It appears more and more likely with each passing day that we’ll wind up with an Obama administration. If Obama is elected, we will face a lengthy list of policy proposals that are supposed to help the less fortunate but in fact just kill economic growth. He would expand the welfare roles through tax credits to those who pay no taxes, restrict the freedom of employers to pay workers what they are worth, grant unions and government officials power over workers and business, and put government in the business of employing the out-of-work. Each of these proposals has been proven in the past to kill jobs and drag the economy down. Here are just a few examples:

  • Additional credits to tax filers paying nothing in taxes would amount to about $33 billion per year and constitute almost 15% of the total cost of Obama’s tax plan (including extension of current rates). They make up 40% of the cost of his new tax cuts. He would add about 24 million new net-recipients of IRS money, taking these people out of the work force. In fact, he would greatly shift the burden to the rich, even though the tax code is already highly progressive. Of course, higher taxes on the successful reduce their incentive to work and invest. This kind of redistribution can only be a drag on growth.
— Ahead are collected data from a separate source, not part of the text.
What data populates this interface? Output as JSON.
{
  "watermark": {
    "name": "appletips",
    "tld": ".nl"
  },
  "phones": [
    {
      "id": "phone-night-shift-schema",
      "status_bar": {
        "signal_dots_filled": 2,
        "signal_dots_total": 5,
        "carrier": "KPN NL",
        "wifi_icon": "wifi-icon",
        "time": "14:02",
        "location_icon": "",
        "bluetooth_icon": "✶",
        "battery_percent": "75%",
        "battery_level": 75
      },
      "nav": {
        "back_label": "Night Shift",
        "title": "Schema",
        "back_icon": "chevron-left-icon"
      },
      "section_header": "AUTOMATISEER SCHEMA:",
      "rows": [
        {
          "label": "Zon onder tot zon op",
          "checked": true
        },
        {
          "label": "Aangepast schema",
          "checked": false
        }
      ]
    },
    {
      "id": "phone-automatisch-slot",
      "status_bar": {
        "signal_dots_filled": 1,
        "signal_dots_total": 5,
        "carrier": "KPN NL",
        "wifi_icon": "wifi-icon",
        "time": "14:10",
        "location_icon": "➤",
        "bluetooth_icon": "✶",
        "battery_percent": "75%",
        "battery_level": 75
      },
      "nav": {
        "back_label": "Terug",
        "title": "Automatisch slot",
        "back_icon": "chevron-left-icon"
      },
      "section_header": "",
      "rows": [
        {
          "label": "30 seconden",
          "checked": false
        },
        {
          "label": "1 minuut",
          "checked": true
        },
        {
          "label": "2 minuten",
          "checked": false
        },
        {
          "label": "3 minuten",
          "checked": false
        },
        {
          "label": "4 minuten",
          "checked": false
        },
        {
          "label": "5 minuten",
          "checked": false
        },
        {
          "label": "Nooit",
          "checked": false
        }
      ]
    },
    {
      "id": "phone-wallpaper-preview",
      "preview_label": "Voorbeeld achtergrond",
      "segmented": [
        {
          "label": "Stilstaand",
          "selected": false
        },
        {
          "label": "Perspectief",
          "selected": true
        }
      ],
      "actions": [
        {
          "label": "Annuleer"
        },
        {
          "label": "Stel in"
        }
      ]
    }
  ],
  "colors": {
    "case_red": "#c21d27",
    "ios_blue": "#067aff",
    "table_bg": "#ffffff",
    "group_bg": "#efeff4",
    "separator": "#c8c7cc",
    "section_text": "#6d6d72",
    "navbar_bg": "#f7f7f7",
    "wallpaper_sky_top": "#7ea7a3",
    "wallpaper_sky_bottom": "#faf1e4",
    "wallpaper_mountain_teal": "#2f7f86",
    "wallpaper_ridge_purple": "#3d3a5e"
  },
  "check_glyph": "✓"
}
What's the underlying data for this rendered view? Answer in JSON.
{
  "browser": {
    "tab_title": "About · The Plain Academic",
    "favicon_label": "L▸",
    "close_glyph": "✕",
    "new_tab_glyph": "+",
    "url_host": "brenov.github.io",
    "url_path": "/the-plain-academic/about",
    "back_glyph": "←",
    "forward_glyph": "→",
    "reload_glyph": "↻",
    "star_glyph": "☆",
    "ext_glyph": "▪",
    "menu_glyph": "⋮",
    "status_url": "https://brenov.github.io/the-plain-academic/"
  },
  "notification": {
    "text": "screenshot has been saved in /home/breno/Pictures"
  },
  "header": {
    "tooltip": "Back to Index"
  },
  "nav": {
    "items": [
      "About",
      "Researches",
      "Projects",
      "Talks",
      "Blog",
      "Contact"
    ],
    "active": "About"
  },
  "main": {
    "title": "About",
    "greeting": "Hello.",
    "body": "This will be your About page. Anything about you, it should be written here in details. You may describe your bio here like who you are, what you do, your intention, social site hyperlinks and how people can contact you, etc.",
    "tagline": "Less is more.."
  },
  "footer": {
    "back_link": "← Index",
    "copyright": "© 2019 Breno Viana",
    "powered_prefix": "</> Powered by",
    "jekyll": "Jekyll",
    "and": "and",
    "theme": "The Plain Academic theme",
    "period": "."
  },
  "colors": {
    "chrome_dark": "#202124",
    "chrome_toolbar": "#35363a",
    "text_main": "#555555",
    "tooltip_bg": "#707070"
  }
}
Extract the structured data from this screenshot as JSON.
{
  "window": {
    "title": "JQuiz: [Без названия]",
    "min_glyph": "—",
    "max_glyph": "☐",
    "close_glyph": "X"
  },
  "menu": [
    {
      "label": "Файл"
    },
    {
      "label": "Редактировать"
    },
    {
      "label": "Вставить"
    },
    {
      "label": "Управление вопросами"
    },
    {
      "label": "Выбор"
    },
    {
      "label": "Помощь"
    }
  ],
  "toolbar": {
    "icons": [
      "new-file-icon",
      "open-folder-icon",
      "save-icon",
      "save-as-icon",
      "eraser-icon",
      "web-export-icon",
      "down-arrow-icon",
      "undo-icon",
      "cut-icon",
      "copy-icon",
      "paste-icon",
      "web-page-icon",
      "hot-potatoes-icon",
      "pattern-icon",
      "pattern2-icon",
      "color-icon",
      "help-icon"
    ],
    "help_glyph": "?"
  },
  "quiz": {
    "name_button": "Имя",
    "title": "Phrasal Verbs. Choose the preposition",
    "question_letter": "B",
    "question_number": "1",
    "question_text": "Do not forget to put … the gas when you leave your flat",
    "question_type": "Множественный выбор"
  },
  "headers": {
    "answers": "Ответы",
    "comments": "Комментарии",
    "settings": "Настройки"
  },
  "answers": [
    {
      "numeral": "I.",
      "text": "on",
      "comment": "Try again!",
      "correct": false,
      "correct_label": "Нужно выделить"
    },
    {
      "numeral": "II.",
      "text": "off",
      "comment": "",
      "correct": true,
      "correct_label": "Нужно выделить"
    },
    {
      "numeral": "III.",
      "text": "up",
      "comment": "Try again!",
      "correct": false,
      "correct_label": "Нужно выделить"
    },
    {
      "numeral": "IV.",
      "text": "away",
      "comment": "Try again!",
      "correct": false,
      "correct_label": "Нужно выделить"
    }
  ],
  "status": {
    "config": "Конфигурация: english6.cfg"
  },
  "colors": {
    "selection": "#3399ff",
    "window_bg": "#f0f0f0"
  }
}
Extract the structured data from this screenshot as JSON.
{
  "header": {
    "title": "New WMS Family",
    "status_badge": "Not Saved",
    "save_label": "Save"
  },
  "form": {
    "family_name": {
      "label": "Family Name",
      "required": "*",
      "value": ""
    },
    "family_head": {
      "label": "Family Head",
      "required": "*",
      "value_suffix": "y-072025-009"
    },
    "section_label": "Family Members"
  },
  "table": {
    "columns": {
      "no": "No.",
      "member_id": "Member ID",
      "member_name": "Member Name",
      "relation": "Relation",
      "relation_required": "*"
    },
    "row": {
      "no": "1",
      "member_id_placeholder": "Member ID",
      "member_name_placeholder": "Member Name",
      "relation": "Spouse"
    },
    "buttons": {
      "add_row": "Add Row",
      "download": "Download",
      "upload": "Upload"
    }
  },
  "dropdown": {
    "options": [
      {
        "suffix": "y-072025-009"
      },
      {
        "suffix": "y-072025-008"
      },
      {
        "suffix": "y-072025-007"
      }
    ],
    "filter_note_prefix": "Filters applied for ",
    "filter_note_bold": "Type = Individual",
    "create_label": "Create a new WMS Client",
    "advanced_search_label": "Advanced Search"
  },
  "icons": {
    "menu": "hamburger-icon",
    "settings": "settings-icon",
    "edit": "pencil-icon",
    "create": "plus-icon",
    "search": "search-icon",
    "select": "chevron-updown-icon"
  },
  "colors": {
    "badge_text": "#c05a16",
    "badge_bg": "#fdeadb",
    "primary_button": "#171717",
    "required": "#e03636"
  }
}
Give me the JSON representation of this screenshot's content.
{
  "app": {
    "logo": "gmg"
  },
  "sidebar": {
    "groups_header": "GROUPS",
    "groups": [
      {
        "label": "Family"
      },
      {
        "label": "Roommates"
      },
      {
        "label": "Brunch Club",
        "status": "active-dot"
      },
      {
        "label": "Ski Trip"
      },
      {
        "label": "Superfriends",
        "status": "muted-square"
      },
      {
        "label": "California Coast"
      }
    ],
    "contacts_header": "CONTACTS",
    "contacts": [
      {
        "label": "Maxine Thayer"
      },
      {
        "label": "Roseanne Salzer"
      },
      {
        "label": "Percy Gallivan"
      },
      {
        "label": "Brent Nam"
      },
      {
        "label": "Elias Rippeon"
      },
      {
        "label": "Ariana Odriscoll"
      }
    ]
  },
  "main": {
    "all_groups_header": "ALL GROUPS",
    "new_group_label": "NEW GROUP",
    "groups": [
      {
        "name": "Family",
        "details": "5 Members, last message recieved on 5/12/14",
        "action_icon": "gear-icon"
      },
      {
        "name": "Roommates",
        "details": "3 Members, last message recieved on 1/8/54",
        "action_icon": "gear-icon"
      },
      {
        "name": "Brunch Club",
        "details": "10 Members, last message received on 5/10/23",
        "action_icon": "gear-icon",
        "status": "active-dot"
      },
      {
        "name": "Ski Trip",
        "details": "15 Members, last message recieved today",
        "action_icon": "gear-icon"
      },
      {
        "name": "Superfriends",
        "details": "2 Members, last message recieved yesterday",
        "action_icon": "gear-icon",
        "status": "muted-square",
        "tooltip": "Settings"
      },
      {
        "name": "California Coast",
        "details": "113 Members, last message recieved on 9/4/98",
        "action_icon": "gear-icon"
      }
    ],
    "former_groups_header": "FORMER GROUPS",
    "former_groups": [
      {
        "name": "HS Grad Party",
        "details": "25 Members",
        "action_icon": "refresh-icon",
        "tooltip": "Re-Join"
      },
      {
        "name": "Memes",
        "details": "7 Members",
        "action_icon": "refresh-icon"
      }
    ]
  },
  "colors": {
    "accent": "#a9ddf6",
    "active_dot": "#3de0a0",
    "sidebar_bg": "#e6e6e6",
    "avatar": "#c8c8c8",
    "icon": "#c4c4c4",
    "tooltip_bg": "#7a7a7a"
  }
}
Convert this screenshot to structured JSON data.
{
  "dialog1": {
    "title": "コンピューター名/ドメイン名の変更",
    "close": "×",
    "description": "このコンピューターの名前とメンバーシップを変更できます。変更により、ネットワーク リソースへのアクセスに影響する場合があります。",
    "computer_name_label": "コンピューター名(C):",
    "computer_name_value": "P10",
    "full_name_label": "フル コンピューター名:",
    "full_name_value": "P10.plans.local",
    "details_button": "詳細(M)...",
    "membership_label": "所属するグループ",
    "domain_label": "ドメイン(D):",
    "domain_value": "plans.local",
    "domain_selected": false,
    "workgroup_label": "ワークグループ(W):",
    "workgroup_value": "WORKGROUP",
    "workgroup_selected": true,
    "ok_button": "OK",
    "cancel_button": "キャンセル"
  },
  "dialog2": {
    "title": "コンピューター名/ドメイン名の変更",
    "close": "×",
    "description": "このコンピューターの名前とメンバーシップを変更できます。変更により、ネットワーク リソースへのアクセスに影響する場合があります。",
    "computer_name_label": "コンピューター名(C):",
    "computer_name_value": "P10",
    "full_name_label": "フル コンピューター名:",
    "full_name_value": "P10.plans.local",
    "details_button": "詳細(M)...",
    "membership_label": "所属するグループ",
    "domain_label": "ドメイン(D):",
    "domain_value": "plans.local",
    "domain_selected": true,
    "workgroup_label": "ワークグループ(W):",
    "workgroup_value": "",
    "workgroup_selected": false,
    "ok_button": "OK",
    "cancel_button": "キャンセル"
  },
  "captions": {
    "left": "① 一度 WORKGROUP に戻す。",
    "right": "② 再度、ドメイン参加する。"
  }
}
  • Obama has promised to sign the Employee Free Choice Act, which would strip workers of the right to vote in secret ballot elections before joining a union, and give the National Labor Relations Board the power to negotiate wages and employment contracts in the event of any dispute. This takes power from workers and employers, and gives it to unions and government. Unionization is known to be a drag on productivity, and to concentrate industry and kill entrepreneurship.
  • Obama wants to raise the minimum wage and index it for inflation, despite overwhelming evidence that a higher minimum wage causes unemployment among the low-skilled workers it aims to help. Minimum wages also favor established business over start-ups, hurting entrepreneurship and growth.
  • Obama also advocates “Transitional jobs” which are government funded jobs for people who can’t find employment. “Transitional jobs” is just a new name for a public works scheme. Public works programs compete with private industry but are much less efficient, so they are well known to kill economic growth. They are based on the old “broken window fallacy” in which any kind of make-work is better than no work. In fact, as Frederic Bastiat pointed out, there is “what is seen” and there is “what is not seen.” When government tells you they created so many thousand of jobs with their program – that is what is seen. All those private sector jobs which were killed – they are what is not seen.

If Obama wins, the economy will face a huge onslaught of regulation. In addition to whatever bailouts, subsidies and regulations on business pass in the name of escaping the financial crisis, Obama will try to pass these pro-labor and anti-poverty programs. But, he should not be allowed to introduce stagflation and European style unemployment in the name of the workers and the poor.